Tant d'impertinence à la fin me révolta. J'avais jusqu'à ce moment conservé, en présence de mon sot parvenu, ce sang-froid qu'inspire quelquefois la pitié que l'on éprouve pour certaines folies; mais le ton avec lequel M. Baniani venait de prononcer ces dernières paroles m'avait semblé tellement intolérable, que je perdis alors moi-même toute retenue, pour lui dire en le quittant:
«Baniani, mon ami, vous avez réussi à faire passer un peu d'or entre vos mains, parce que vous êtes actif, intrigant et sans scrupule; mais je vous prédis que vous mourrez sur la paille, parce que vous êtes prodigue et imprudent, et qu'au moment où la fortune, qui vous trompe, vous aura tourné le dos, la pitié se sera déjà éloignée de vous pour n'y plus revenir. Je ne souhaite pas que ma prédiction s'accomplisse; mais si elle se réalise, et elle se réalisera, je pourrai peut-être encore vous commanditer une seconde fois d'une balle de 200 francs; mais je vous préviens qu'alors je n'aurai plus une parole pour vous consoler dans votre misère, ni un sentiment pour excuser vos insolentes folies.
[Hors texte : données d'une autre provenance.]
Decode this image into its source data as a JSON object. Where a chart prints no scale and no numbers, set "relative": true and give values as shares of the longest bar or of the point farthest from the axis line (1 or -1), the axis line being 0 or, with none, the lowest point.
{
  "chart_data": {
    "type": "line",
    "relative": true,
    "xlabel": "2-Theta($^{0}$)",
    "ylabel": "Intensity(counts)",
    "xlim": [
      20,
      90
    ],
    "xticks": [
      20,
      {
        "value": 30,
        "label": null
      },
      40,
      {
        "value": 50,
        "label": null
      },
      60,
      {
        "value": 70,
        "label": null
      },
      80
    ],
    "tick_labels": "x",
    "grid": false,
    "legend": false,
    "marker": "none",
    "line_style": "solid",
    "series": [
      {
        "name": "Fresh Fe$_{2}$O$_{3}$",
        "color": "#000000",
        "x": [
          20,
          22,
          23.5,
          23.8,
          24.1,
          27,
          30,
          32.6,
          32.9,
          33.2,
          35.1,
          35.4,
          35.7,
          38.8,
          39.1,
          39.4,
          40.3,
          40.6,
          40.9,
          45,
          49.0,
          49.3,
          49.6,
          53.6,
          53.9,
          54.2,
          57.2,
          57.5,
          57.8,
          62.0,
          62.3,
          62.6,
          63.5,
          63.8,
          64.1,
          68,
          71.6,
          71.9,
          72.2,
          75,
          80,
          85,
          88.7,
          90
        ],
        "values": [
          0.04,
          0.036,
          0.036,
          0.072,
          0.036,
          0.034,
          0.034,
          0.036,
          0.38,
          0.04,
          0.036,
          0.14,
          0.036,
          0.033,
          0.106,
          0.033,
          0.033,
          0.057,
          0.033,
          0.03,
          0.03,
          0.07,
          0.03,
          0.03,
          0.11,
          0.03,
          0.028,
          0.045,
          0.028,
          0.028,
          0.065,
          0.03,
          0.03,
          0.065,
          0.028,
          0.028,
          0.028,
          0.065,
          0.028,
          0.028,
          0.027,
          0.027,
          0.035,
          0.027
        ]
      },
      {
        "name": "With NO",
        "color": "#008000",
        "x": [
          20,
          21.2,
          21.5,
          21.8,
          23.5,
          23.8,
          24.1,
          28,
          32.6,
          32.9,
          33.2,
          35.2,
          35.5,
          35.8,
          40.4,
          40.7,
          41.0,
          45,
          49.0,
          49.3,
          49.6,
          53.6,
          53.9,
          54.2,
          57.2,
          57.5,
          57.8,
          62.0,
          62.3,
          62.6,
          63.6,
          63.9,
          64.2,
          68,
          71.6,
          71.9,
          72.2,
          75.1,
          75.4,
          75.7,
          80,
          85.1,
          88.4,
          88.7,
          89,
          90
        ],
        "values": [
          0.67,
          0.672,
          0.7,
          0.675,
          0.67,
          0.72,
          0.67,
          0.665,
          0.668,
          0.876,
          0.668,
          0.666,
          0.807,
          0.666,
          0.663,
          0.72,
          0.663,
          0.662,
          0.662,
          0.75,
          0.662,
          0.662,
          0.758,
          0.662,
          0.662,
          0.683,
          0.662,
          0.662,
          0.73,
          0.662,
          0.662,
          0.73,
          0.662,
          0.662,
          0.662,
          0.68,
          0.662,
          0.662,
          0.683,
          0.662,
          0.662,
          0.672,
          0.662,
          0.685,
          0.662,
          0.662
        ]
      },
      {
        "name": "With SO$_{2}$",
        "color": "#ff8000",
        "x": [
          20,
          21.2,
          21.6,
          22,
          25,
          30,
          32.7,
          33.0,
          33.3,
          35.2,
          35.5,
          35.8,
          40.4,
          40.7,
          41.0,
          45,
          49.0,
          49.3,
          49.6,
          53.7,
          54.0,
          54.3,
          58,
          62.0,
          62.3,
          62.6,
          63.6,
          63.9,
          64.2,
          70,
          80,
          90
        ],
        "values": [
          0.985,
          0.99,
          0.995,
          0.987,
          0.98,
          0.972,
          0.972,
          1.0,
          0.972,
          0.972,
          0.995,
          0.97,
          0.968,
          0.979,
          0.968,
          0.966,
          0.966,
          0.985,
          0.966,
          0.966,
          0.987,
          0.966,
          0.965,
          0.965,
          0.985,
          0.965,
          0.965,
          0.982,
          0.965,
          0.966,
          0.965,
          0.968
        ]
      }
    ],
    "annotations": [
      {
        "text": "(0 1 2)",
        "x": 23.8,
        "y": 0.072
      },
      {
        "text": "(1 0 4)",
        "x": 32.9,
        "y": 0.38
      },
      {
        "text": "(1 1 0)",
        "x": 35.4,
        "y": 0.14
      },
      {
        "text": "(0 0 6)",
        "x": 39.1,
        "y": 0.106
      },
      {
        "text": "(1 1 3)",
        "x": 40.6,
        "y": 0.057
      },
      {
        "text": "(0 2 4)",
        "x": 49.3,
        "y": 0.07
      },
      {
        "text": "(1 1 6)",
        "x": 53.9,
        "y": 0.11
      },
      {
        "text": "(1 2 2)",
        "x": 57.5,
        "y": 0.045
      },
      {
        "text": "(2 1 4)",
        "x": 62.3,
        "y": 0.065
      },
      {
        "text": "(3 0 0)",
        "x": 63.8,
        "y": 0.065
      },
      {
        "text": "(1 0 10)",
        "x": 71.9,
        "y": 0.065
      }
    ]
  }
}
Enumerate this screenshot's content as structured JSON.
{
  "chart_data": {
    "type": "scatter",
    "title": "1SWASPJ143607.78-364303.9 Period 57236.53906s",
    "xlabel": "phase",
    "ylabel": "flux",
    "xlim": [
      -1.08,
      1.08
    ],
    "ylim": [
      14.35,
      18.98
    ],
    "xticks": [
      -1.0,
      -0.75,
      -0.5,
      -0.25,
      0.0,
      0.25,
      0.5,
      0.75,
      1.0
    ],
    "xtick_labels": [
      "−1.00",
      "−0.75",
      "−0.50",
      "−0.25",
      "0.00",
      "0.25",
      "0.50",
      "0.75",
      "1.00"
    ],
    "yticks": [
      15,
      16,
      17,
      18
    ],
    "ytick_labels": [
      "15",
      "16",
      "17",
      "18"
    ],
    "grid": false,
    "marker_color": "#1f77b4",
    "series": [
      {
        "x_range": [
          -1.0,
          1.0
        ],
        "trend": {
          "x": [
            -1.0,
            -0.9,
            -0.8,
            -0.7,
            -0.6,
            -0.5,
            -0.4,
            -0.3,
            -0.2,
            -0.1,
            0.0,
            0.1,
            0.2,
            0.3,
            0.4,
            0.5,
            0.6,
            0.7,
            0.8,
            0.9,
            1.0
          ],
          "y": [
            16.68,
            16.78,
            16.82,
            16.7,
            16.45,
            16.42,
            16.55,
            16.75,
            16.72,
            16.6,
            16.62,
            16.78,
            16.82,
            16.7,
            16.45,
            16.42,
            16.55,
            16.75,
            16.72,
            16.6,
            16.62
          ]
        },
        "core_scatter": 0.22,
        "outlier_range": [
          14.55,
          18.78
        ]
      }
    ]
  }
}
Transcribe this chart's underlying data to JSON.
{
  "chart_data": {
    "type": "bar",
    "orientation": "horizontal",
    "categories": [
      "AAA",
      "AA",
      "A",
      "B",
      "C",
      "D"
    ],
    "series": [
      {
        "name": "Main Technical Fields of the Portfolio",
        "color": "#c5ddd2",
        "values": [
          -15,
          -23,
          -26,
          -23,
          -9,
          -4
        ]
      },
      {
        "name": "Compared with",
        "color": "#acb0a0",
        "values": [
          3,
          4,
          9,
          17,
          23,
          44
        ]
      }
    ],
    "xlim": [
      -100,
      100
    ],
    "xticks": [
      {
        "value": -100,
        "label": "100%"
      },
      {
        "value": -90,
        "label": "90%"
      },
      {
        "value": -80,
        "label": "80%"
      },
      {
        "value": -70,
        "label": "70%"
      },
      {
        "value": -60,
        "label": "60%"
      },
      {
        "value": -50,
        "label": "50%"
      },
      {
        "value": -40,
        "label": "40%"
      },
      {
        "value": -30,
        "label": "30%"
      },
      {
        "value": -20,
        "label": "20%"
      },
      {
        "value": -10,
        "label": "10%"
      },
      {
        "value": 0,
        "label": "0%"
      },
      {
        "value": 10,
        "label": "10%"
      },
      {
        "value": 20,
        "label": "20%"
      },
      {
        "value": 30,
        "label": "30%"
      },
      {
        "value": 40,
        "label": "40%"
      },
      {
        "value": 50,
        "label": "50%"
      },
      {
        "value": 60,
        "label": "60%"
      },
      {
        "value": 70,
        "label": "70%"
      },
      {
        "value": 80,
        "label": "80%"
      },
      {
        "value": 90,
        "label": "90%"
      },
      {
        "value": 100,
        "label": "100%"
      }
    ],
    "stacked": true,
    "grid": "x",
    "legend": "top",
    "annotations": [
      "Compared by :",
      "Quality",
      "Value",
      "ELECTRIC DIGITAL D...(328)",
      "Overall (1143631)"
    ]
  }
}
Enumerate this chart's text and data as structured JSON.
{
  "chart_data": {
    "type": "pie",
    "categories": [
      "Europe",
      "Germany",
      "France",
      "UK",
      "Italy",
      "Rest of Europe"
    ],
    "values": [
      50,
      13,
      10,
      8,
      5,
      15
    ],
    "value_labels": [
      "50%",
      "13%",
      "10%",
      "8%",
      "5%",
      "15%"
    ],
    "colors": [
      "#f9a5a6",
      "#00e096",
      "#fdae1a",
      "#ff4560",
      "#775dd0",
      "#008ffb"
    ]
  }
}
Adieu!»
Avec un peu d'âme, le malheureux m'aurait reconduit pour fermer à jamais sa porte sur moi: la première idée qui lui vint fut de me rappeler, en criant du haut de son escalier:
«Eh quoi! vous vous enfuyez déjà, vilain bourru? Et ma fête!… Vous voyez bien que je ne me fâche pas, moi… Voilà bien nos moralistes, donnant avec humeur des conseils qu'on ne leur demande pas, et se fâchant contre ceux qui ne demanderaient pas mieux que de les suivre!… Vous y viendrez toujours, n'est-ce pas, à ma fête?… Allons, il ne répond rien… Quel homme!»